Intestinal metaplasia has been frequently observed surrounding GC, especially differentiated adenocarcinomas. IM has malignant potential and has been regarded as a precursor of gastric neoplasms. According to Laurén, intestinal-type adenocarcinoma is preceded by metaplastic changes, while diffuse-type adenocarcinoma arises in non-IM gastric mucosa [
2]. In the current study, background mucosal IM was observed in 79.9 % of cases among the G-, GI- and I-type EGCs and 87.0 % of cases among the G-type EGCs. 25 % of I-type cases arose from the normal mucosa without IM. IM did not significantly differ among mucin phenotypes (
P > 0.05). However, incomplete and complete IM significantly differed with respect to mucin phenotypes
(P = 0.004,
P = 0,018). A total of 77.78 % (42/54) of G-type and 70.6 % (36/51) of I-type patients had complete IM, which was higher than the rates among GI-type patients (83/114, 57.6 %). The expression of incomplete IM in GI-type EGCs was higher than in G- and I-type EGCs (21.5 % vs. 9.3 % vs. 3.9 %). Our results demonstrated a remarkable difference between mucin phenotypes and the background mucosa.
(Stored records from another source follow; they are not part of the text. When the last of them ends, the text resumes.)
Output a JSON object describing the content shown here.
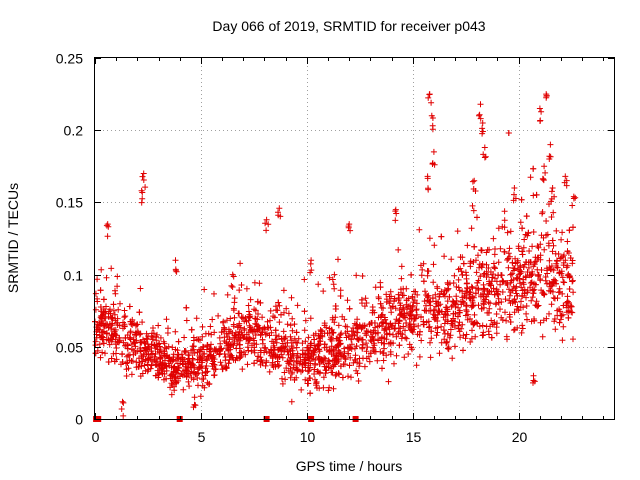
{
  "chart_data": {
    "type": "scatter",
    "title": "Day 066 of 2019, SRMTID for receiver p043",
    "xlabel": "GPS time / hours",
    "ylabel": "SRMTID / TECUs",
    "xlim": [
      0,
      24.5
    ],
    "ylim": [
      0,
      0.25
    ],
    "x_ticks": [
      0,
      5,
      10,
      15,
      20
    ],
    "y_ticks": [
      0,
      0.05,
      0.1,
      0.15,
      0.2,
      0.25
    ],
    "x_tick_labels": [
      "0",
      "5",
      "10",
      "15",
      "20"
    ],
    "y_tick_labels": [
      "0",
      "0.05",
      "0.1",
      "0.15",
      "0.2",
      "0.25"
    ],
    "grid": true,
    "marker": "plus",
    "color": "#e00000",
    "x_range_hours": [
      0.0,
      22.6
    ],
    "trend": [
      {
        "x": 0,
        "y": 0.068
      },
      {
        "x": 1,
        "y": 0.058
      },
      {
        "x": 2,
        "y": 0.05
      },
      {
        "x": 3,
        "y": 0.042
      },
      {
        "x": 4,
        "y": 0.035
      },
      {
        "x": 5,
        "y": 0.038
      },
      {
        "x": 6,
        "y": 0.05
      },
      {
        "x": 7,
        "y": 0.06
      },
      {
        "x": 8,
        "y": 0.056
      },
      {
        "x": 9,
        "y": 0.048
      },
      {
        "x": 10,
        "y": 0.042
      },
      {
        "x": 11,
        "y": 0.044
      },
      {
        "x": 12,
        "y": 0.052
      },
      {
        "x": 13,
        "y": 0.058
      },
      {
        "x": 14,
        "y": 0.065
      },
      {
        "x": 15,
        "y": 0.075
      },
      {
        "x": 16,
        "y": 0.078
      },
      {
        "x": 17,
        "y": 0.075
      },
      {
        "x": 18,
        "y": 0.085
      },
      {
        "x": 19,
        "y": 0.09
      },
      {
        "x": 20,
        "y": 0.095
      },
      {
        "x": 21,
        "y": 0.1
      },
      {
        "x": 22,
        "y": 0.095
      },
      {
        "x": 22.6,
        "y": 0.092
      }
    ],
    "spread": [
      {
        "x": 0,
        "y": 0.02
      },
      {
        "x": 4,
        "y": 0.015
      },
      {
        "x": 8,
        "y": 0.02
      },
      {
        "x": 12,
        "y": 0.02
      },
      {
        "x": 15,
        "y": 0.025
      },
      {
        "x": 18,
        "y": 0.03
      },
      {
        "x": 22.6,
        "y": 0.035
      }
    ],
    "spikes": [
      {
        "x": 0.6,
        "y": 0.135
      },
      {
        "x": 2.3,
        "y": 0.17
      },
      {
        "x": 2.2,
        "y": 0.158
      },
      {
        "x": 3.8,
        "y": 0.11
      },
      {
        "x": 6.5,
        "y": 0.1
      },
      {
        "x": 8.7,
        "y": 0.146
      },
      {
        "x": 8.1,
        "y": 0.138
      },
      {
        "x": 10.2,
        "y": 0.11
      },
      {
        "x": 11.3,
        "y": 0.1
      },
      {
        "x": 12.0,
        "y": 0.135
      },
      {
        "x": 14.2,
        "y": 0.145
      },
      {
        "x": 15.8,
        "y": 0.225
      },
      {
        "x": 15.9,
        "y": 0.21
      },
      {
        "x": 16.0,
        "y": 0.185
      },
      {
        "x": 15.7,
        "y": 0.168
      },
      {
        "x": 18.2,
        "y": 0.218
      },
      {
        "x": 18.3,
        "y": 0.205
      },
      {
        "x": 17.9,
        "y": 0.165
      },
      {
        "x": 18.4,
        "y": 0.188
      },
      {
        "x": 21.0,
        "y": 0.215
      },
      {
        "x": 21.3,
        "y": 0.225
      },
      {
        "x": 21.5,
        "y": 0.19
      },
      {
        "x": 21.2,
        "y": 0.175
      },
      {
        "x": 21.6,
        "y": 0.16
      },
      {
        "x": 22.2,
        "y": 0.168
      },
      {
        "x": 22.6,
        "y": 0.154
      },
      {
        "x": 19.8,
        "y": 0.16
      },
      {
        "x": 20.7,
        "y": 0.03
      },
      {
        "x": 1.3,
        "y": 0.012
      },
      {
        "x": 4.7,
        "y": 0.015
      }
    ],
    "zero_hours": [
      0.05,
      0.15,
      4.0,
      8.1,
      10.2,
      12.3
    ]
  }
}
Similar results have been reported by Kabashima et al. [
31] and Matsuoka [
23]. The mucin phenotype of the carcinoma was independent of mucin phenotypic changes in the surrounding mucosa, and the carcinoma may undergo individual intestinalization. The G-type may imitate the surrounding mucosa, and the carcinomas and the background mucosa have an unstable status, as they commonly possess the hybrid phenotype of the stomach and the small intestine [
23,
31].
Mucin phenotypes can indicate biological behaviour in GCs. G-type GCs have increased potential for invasion and metastasis due to infiltrating of deeper layers or more surrounding structures, a higher rate of lymph node metastasis, and poorer prognosis [
3,
12,
18,
21]. Even differentiated adenocarcinomas of the G-type had similar outcomes, focused on prognoses, as undifferentiated adenocarcinomas [
7‐
10]. In our research, six patients underwent additional gastrectomy, and there was no residual tumour or lymph node metastasis. All patients were under close follow-up, and neither recurrence nor metastasis was detected. The mixed type (mixed with poorly differentiated or papillary adenocarcinoma) was mainly of the G-type, which was significantly higher than that of purely differentiated tubular adenocarcinoma (
P < 0.05), and the depth of infiltration was deeper (
P < 0.05). The G-type group had the highest proportion (11/54, 20.37 %) with poorly differentiated/undifferentiated components, and almost all of them (19/22, 86.36 %) expressed the G- and GI-G types. The mixed type may represent a progressive loss of glandular structure during progression of the cancer from the mucosa to advanced stage, and those with submucosal invasion was a risk factor for lymph node metastasis [
7,
22,
32]. Differentiated EGC of G-type frequently changed histologically into signet ring-cell carcinoma or poorly differentiated adenocarcinoma. These results may imply more aggressive biological behaviour and poorer prognosis.